BPL is said to classify objects and generate ideas using just a single data point. To put BPL to the test, they showed BPL along with several participants 20 handwritten characters from 10 different alphabets. They then are asked to match the letter to the same character written by someone else. BPL scored a 97%, about the same as the other human participants, not to mention much better than previous algorithms. What’s even more amazing is that BPL also passed a visual form of the Turing Test. BPL was asked to draw letters that most humans couldn’t distinguish from another human’s writing.
An early form of this kind of AI dates back to 1997, when Gail A. Carpenter and Stephen Grossberg published a paper on adaptive resonance theory, or ART. Their model was based on a human’s neural network and, while learning quickly, was limited to simple pattern recognition. BPL, on the other hand, uses actual reasoning to infer why the data is the way it is.

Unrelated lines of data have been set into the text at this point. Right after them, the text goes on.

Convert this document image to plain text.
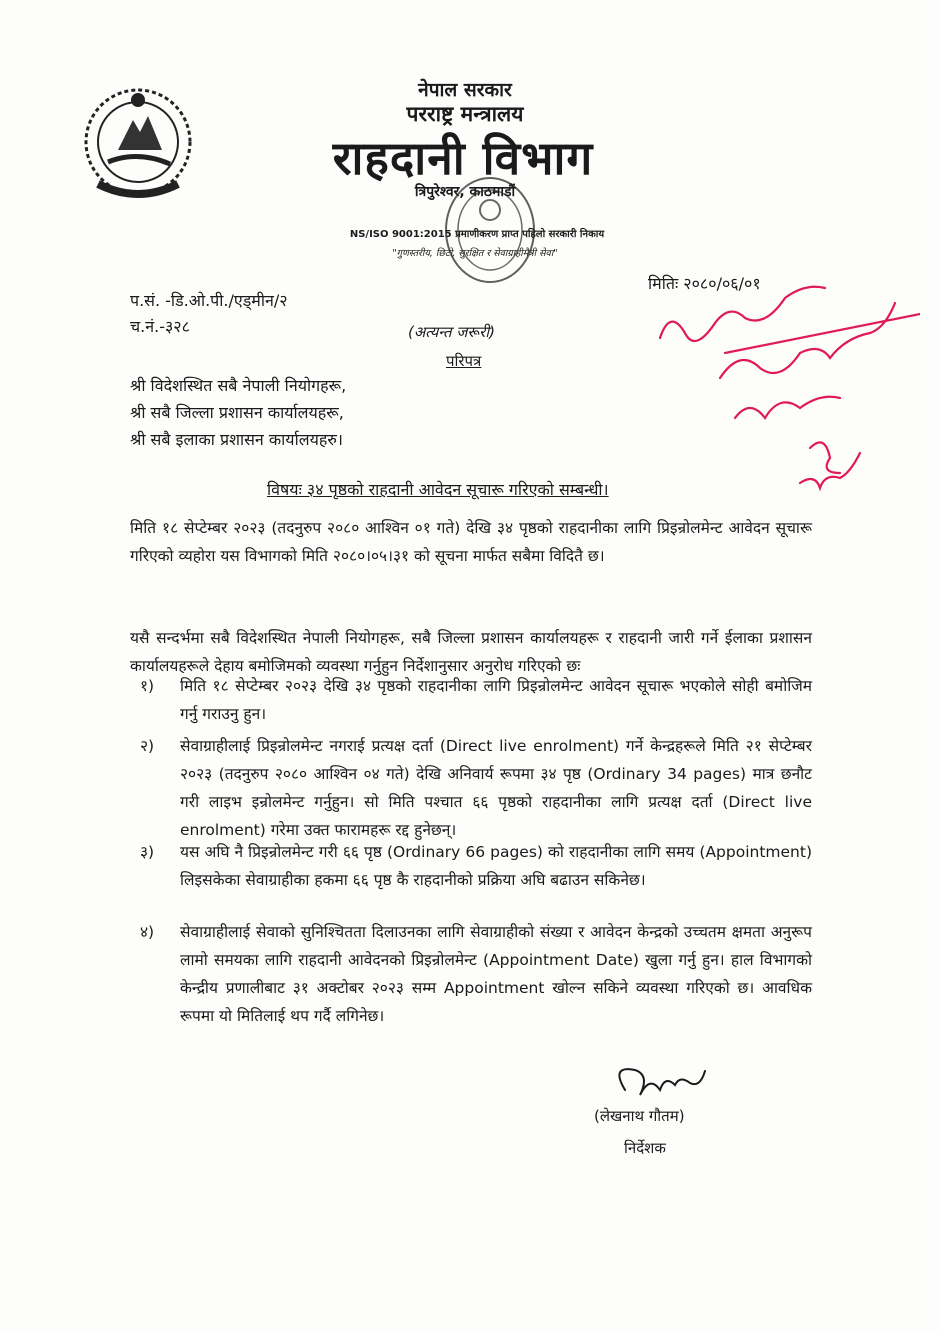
नेपाल सरकार
परराष्ट्र मन्त्रालय
राहदानी विभाग
त्रिपुरेश्वर, काठमाडौं
NS/ISO 9001:2015 प्रमाणीकरण प्राप्त पहिलो सरकारी निकाय
"गुणस्तरीय, छिटो, सुरक्षित र सेवाग्राहीमैत्री सेवा"
मितिः २०८०/०६/०१
प.सं. -डि.ओ.पी./एड्मीन/२
च.नं.-३२८	(अत्यन्त जरूरी)
परिपत्र
श्री विदेशस्थित सबै नेपाली नियोगहरू,
श्री सबै जिल्ला प्रशासन कार्यालयहरू,
श्री सबै इलाका प्रशासन कार्यालयहरु।
विषयः ३४ पृष्ठको राहदानी आवेदन सूचारू गरिएको सम्बन्धी।
मिति १८ सेप्टेम्बर २०२३ (तदनुरुप २०८० आश्विन ०१ गते) देखि ३४ पृष्ठको राहदानीका लागि प्रिइन्रोलमेन्ट आवेदन सूचारू गरिएको व्यहोरा यस विभागको मिति २०८०।०५।३१ को सूचना मार्फत सबैमा विदितै छ।
यसै सन्दर्भमा सबै विदेशस्थित नेपाली नियोगहरू, सबै जिल्ला प्रशासन कार्यालयहरू र राहदानी जारी गर्ने ईलाका प्रशासन कार्यालयहरूले देहाय बमोजिमको व्यवस्था गर्नुहुन निर्देशानुसार अनुरोध गरिएको छः
१)	मिति १८ सेप्टेम्बर २०२३ देखि ३४ पृष्ठको राहदानीका लागि प्रिइन्रोलमेन्ट आवेदन सूचारू भएकोले सोही बमोजिम गर्नु गराउनु हुन।
२)	सेवाग्राहीलाई प्रिइन्रोलमेन्ट नगराई प्रत्यक्ष दर्ता (Direct live enrolment) गर्ने केन्द्रहरूले मिति २१ सेप्टेम्बर २०२३ (तदनुरुप २०८० आश्विन ०४ गते) देखि अनिवार्य रूपमा ३४ पृष्ठ (Ordinary 34 pages) मात्र छनौट गरी लाइभ इन्रोलमेन्ट गर्नुहुन। सो मिति पश्चात ६६ पृष्ठको राहदानीका लागि प्रत्यक्ष दर्ता (Direct live enrolment) गरेमा उक्त फारामहरू रद्द हुनेछन्।
३)	यस अघि नै प्रिइन्रोलमेन्ट गरी ६६ पृष्ठ (Ordinary 66 pages) को राहदानीका लागि समय (Appointment) लिइसकेका सेवाग्राहीका हकमा ६६ पृष्ठ कै राहदानीको प्रक्रिया अघि बढाउन सकिनेछ।
४)	सेवाग्राहीलाई सेवाको सुनिश्चितता दिलाउनका लागि सेवाग्राहीको संख्या र आवेदन केन्द्रको उच्चतम क्षमता अनुरूप लामो समयका लागि राहदानी आवेदनको प्रिइन्रोलमेन्ट (Appointment Date) खुला गर्नु हुन। हाल विभागको केन्द्रीय प्रणालीबाट ३१ अक्टोबर २०२३ सम्म Appointment खोल्न सकिने व्यवस्था गरिएको छ। आवधिक रूपमा यो मितिलाई थप गर्दै लगिनेछ।
(लेखनाथ गौतम)
निर्देशक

If the reports are true, this could be a huge breakthrough in military surveillance, as indicated by the numerous military donors to the project such as the Air Force Office of Scientific Research, the Office of Naval Research, DARPA (Defense Advanced Research Projects Agency), and IARPA (Intelligence Advanced Research Agency).
Pentagon leaders have been discussing the use of this kind of Artificial Intelligence in surveillance missions, where teams might fly for over 6,000 hours before deciding to strike a specific target. Of course the BPL is not in condition yet to fully replace pilots. “A lot of things will have to be done that involve expertise that none of us have” says Tenenbaum. Advances in this AI could also lead to far more capable drones, faster intelligence collection, and more accurate targeting through AI.

Erik Byrnjolfsson and Andrew McAfee predicted that artificial intelligence would soon reach our levels, and they appear to on the right track. Not long ago, AI couldn’t even pass the visual Turing Test, with the percentages ranging from 67% accuracy to 92%, more than double the error of both humans and the BPL. Now that an AI can pass the Turing Test, only time will tell what next breakthrough will be.